By returning immediately out of the loop, Chrome's time drops by a factor of 12.1, whereas IE's stays pretty much constant.

I suspect what's happening here is that the IE engine is somehow marking that entire function as deadcode, and thus, not running it; the ~10ms accounts for the time it takes to run that for loop 250k times, but the cordicsincos() code is not being run at all. Ironically, deadcode somewhere in the function causes the engine to NOT throw it all away, and its gets run.

In fact, if we just kill that for loop all together:

  --- tests/sunspider-0.9.1/math-cordic.js        2010-11-17 00:55:29.000000000 -0700
  +++ tests/sunspider-0.9.1-deadcode/math-cordic.js       2010-11-17 01:16:36.000000000 -0700
  @@ -62,20 +62,6 @@

       TargetAngle = FIXED(28.027);
       CurrAngle = 0;
  -    for (Step = 0; Step < 12; Step++) {
  - *snip for brevity*
  -    }
We get the following times:

  Chrome: 8.9ms
      IE: 10.6ms
What I suspect is that the IE engine is seeing "Okay, nothing is returned, and nothing outside of the scope of this function is ever altered", so once it steps into it, it just immediately returns. This is arguably correct behavior! That code is, for all practical purposes, worthless.

If we just move one of the variable references out of function scope (or just remove the var, making it effectively a global variable), IE takes the extra time to run:

  --- tests/sunspider-0.9.1/math-cordic.js        2010-11-17 00:55:29.000000000 -0700
  +++ tests/sunspider-0.9.1-deadcode/math-cordic.js       2010-11-17 01:22:49.000000000 -0700
  @@ -50,11 +50,11 @@
  +var CurrAngle;
   function cordicsincos() {
       var X;
       var Y;
       var TargetAngle;
  -    var CurrAngle;
       var Step;

       X = FIXED(AG_CONST);         /* AG_CONST * cos(0) */

  Chrome: 99.9ms
      IE: 217.1ms
Sorry, guys.
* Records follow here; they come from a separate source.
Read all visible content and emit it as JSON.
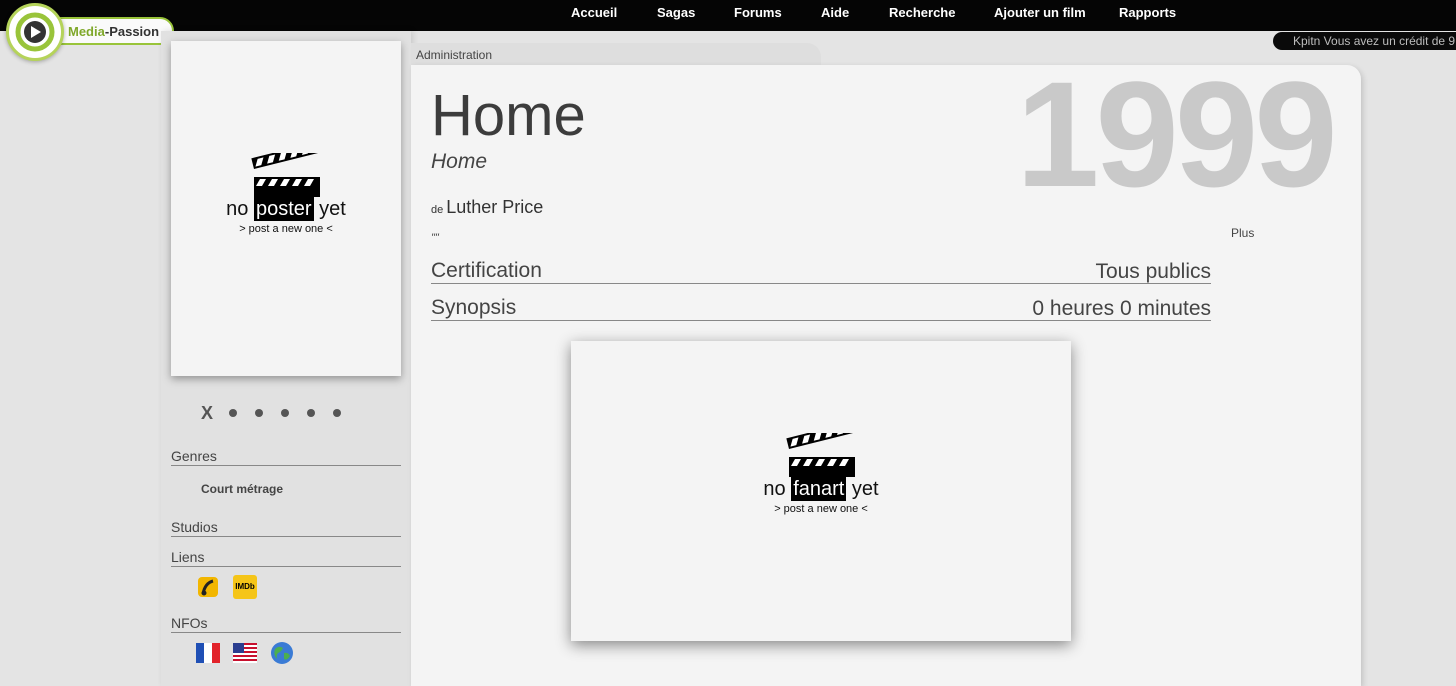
{
  "nav": {
    "items": [
      "Accueil",
      "Sagas",
      "Forums",
      "Aide",
      "Recherche",
      "Ajouter un film",
      "Rapports"
    ]
  },
  "ticker": {
    "text": "Kpitn  Vous avez un crédit de 9"
  },
  "logo": {
    "prefix": "Media",
    "dash": "-",
    "suffix": "Passion",
    "accent_color": "#99c43a"
  },
  "poster": {
    "no": "no",
    "word": "poster",
    "yet": "yet",
    "post_link": "> post a new one <"
  },
  "rating": {
    "clear": "X",
    "dot_count": 5
  },
  "sidebar": {
    "genres_title": "Genres",
    "genre": "Court métrage",
    "studios_title": "Studios",
    "links_title": "Liens",
    "nfos_title": "NFOs",
    "imdb": "IMDb"
  },
  "admin": {
    "label": "Administration"
  },
  "movie": {
    "year": "1999",
    "title": "Home",
    "original_title": "Home",
    "by": "de",
    "director": "Luther Price",
    "tagline": "\"\"",
    "more": "Plus",
    "certification_label": "Certification",
    "certification_value": "Tous publics",
    "synopsis_label": "Synopsis",
    "duration": "0 heures 0 minutes"
  },
  "fanart": {
    "no": "no",
    "word": "fanart",
    "yet": "yet",
    "post_link": "> post a new one <"
  }
}
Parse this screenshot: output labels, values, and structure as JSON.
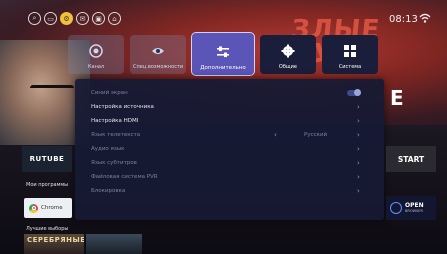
{
  "status": {
    "time": "08:13"
  },
  "background": {
    "poster_title": "ЗЛЫЕ ДУХИ",
    "brand_letter": "E"
  },
  "tabs": [
    {
      "label": "Канал",
      "icon": "channel-icon"
    },
    {
      "label": "Спец.возможности",
      "icon": "eye-icon"
    },
    {
      "label": "Дополнительно",
      "icon": "sliders-icon",
      "active": true
    },
    {
      "label": "Общие",
      "icon": "gear-icon"
    },
    {
      "label": "Система",
      "icon": "grid-icon"
    }
  ],
  "menu": [
    {
      "label": "Синий экран",
      "type": "toggle",
      "enabled": false,
      "value_on": true
    },
    {
      "label": "Настройка источника",
      "type": "nav",
      "enabled": true
    },
    {
      "label": "Настройка HDMI",
      "type": "nav",
      "enabled": true
    },
    {
      "label": "Язык телетекста",
      "type": "select",
      "enabled": false,
      "value": "Русский"
    },
    {
      "label": "Аудио язык",
      "type": "nav",
      "enabled": false
    },
    {
      "label": "Язык субтитров",
      "type": "nav",
      "enabled": false
    },
    {
      "label": "Файловая система PVR",
      "type": "nav",
      "enabled": false
    },
    {
      "label": "Блокировка",
      "type": "nav",
      "enabled": false
    }
  ],
  "home": {
    "rutube_label": "RUTUBE",
    "start_label": "START",
    "my_apps_label": "Мои программы",
    "chrome_label": "Chrome",
    "open_browser_label1": "OPEN",
    "open_browser_label2": "BROWSER",
    "best_picks_label": "Лучшие выборы",
    "bottom_poster_title": "СЕРЕБРЯНЫЕ"
  }
}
I like a good IE bash-fest (Hey, it's still slower than V8 when it actually runs the code!) as much as anyone, but I think it's legit here. The benchmark is poorly-conceived, and IE does the right thing with it, though it obviously distorts the scores in their favor. That's a problem with the benchmark, though, not IE.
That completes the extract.